On April 15, 2014, there was a total lunar eclipse which was the first of four consecutive total eclipses in a series, known as a tetrad; a second one took place on October 8, 2014, the third one on April 4, 2015, and the remaining one took place on September 27, 2015. It is one of eight tetrads to take place during the 21st century AD.[1] As with most lunar eclipses, the moon appeared red during the April 15, 2014, eclipse.[2][3] The red color is caused by Rayleigh scattering of sunlight through the Earth's atmosphere, the same effect that causes sunsets to appear red.[2] Hagee also connects the solar eclipse of March 20, 2015, in the middle of the sequence.
The idea of a "blood moon" serving as an omen of the coming of the end times comes from the Book of Joel, where it is written "the sun will turn into darkness, and the moon into blood, before the great and terrible day of the Lord comes."[4] This phrase is again mentioned by Saint Peter during Pentecost, as recorded in Acts,[5] although Peter says that the date of Pentecost, not some future date, was the fulfillment of Joel's prophecy. The blood moon also appears in the Book of Revelation chapter 6 verses 11 – 13,[6] where verse 12 says " And I beheld when he had opened the sixth seal, and, lo, there was a great earthquake; and the sun became black as sackcloth of hair, and the moon became as blood".

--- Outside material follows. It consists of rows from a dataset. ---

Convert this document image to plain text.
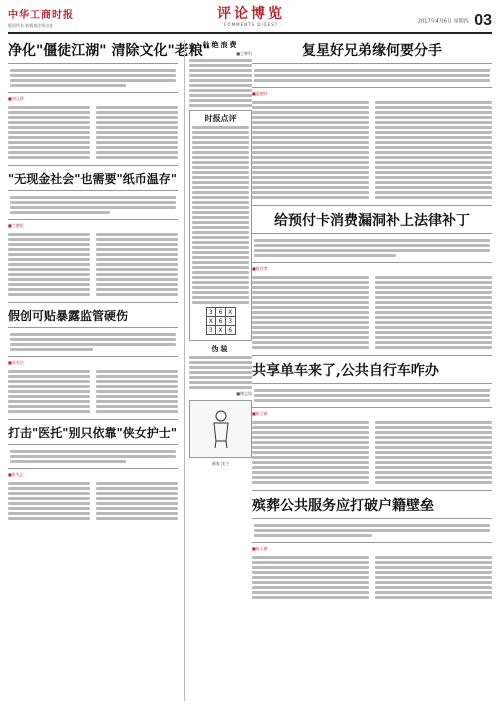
中华工商时报
版权所有 转载请注明出处
评论博览
COMMENTS DIGEST	2017年4月6日 星期四 03
净化"僵徒江湖" 清除文化"老粮"
■刘元珍
"无现金社会"也需要"纸币温存"
■兰德伦
假创可贴暴露监管硬伤
■苏芳法
打击"医托"别只依靠"侠女护士"
■张先正
杜绝浪费
■王牌科
时报点评
3 6 X
X 6 3
3 X 6
伪装
■傅志锋
画家 沈宁
复星好兄弟缘何要分手
■温德玲
给预付卡消费漏洞补上法律补丁
■陈作者
共享单车来了,公共自行车咋办
■陈卫新
殡葬公共服务应打破户籍壁垒
■陈玉新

Around 2008, Biltz began predicting that the Second Coming of Jesus would occur in the fall of 2015 with the seven years of the great tribulation beginning in the fall of 2008. He said he had "discovered" an astronomical pattern that predicted the next tetrad would coincide with the end times. When the prediction failed, he pulled the article from his website, but continued to teach on the "significance" of the tetrad.
Hagee would later seize on Biltz' prediction to write Four Blood Moons, which would become a best seller, spending more than 150 days in Amazon.com's top 150 by April 2014.[3] For the week ending March 30, 2014, it was the ninth best selling paperback, according to Publishers Weekly.[7] By mid-April, Hagee's book had hit No. 4 on The New York Times best-seller list in the advice category.[3] Hagee's book (and subsequent sermon series at his home congregation, Cornerstone Church) did not proclaim that any specific "end times" event would occur (as did Biltz in his original prophecy), but claimed that every prior tetrad of the last 500 years coincided with events in Jewish and Israeli history that were originally tragic, yet followed by triumph.